Можно заметить, что стилевая эклектика как формальный признак определяет всю европейскую Secession, на почве которой выращивал себя русский Модерн. В Европе, в силу своей пародийности – вторичности по отношению к предшествующим периодам – это искусство ощущается как некая театрализованная стилизация. На Руси Модерн несколько теряет уверенность и оптимизм, приобретая оттенки мистического лунного «серебрения». Кажется, вот он – Николай Евреинов, весь в стилизациях и пародиях (Старинный театр, Кривое Зеркало, Привал Комедиантов), но присмотреться чуть внимательнее – опять мимо. Да, в какие-то моменты он попадает в общее стилистическое русло, во многом его и определяя, но стремительно проживает эти моменты, пропуская сквозь себя очередную порцию жизненно-театрального опыта, чтобы затем отбросить его и устремиться в другую крайность. Попытки увидеть в Евреинове добропорядочного европейского художника, представителя неспешно развертывающегося «большого стиля» безуспешны. Его талант не закрепляет себя в особых, повторяющихся признаках формы. Для него не существует приверженности стилю, ни большому, ни малому, ни массовому, ни индивидуальному. Формообразование для него – всегда открытое поле неожиданных решений. Возможно, поэтому его жанровые предпочтения так же трудно определимы, как предпочтения тем и аспектов жизни, принимаемых к сценической разработке.
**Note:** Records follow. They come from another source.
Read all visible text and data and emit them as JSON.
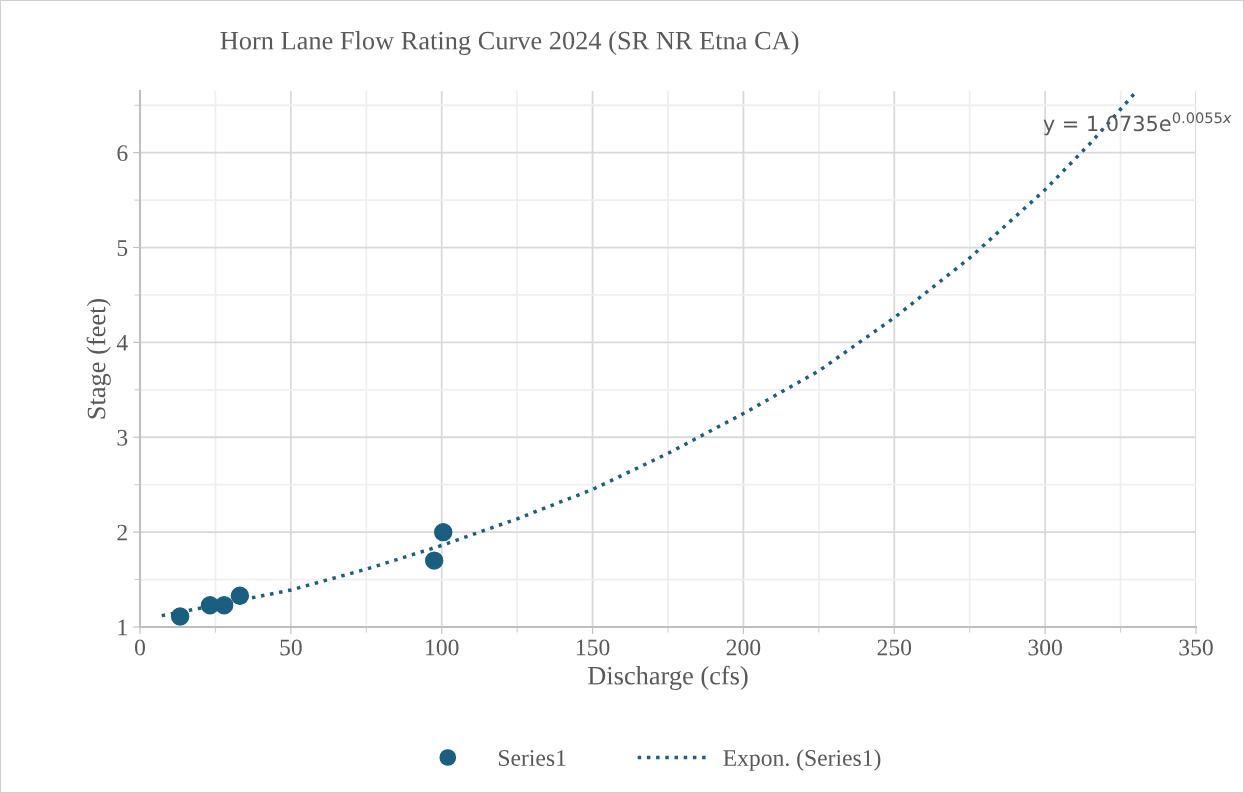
{
  "chart_data": {
    "type": "scatter",
    "title": "Horn Lane Flow Rating Curve 2024 (SR NR Etna CA)",
    "xlabel": "Discharge (cfs)",
    "ylabel": "Stage (feet)",
    "series": [
      {
        "name": "Series1",
        "color": "#1a5e80",
        "marker": "circle",
        "x": [
          13.3,
          23.2,
          27.9,
          33.1,
          97.5,
          100.5
        ],
        "values": [
          1.11,
          1.23,
          1.23,
          1.33,
          1.7,
          2.0
        ]
      },
      {
        "name": "Expon. (Series1)",
        "type": "line",
        "color": "#1a5e80",
        "line_style": "dotted",
        "marker": "none",
        "x": [
          7.2,
          25,
          50,
          75,
          100,
          125,
          150,
          175,
          200,
          225,
          250,
          275,
          300,
          315,
          329.8
        ],
        "values": [
          1.12,
          1.23,
          1.39,
          1.61,
          1.86,
          2.14,
          2.45,
          2.83,
          3.25,
          3.7,
          4.26,
          4.89,
          5.61,
          6.1,
          6.63
        ]
      }
    ],
    "annotations": [
      "y = 1.0735e$^{0.0055x}$"
    ],
    "xlim": [
      0,
      350
    ],
    "xticks": [
      0,
      50,
      100,
      150,
      200,
      250,
      300,
      350
    ],
    "ylim": [
      1,
      6.65
    ],
    "yticks": [
      1,
      2,
      3,
      4,
      5,
      6
    ],
    "grid": true,
    "legend": "bottom"
  }
}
Евреинов-драматург начинает тем, чем другие заканчивают, – монументальной исторической драмой «Болваны, кумирские боги», балансируя между А.К.Толстым и А.Н.Островским. За жуткой и смешной историей из жизни семейства гробовщика («Фундамент счастья») следует печальная комедия любовных переживаний старости («Степик и Манюрочка»). Социально-активная прокламация пацифизма («Война») дополняется жанрово неопределимым сценическим переложением мемуаров В.Стрельской, для ее же бенефиса и предназначенным («Бабушка»). От пьесы-парадокса в духе Оскара Уайльда («Под властью Пана») к сценическому парафразу теории психоанализа («В кулисах души»), от психологической драмы – «монодрамы» («Представление любви») к переложению классического сюжета Commedia del arte («Веселая смерть»). Он работает в диапазоне от минутного кабаретного скетча до, якобы, поминутной стенограммы судебного заседания советского трибунала («Шаги Немезиды»).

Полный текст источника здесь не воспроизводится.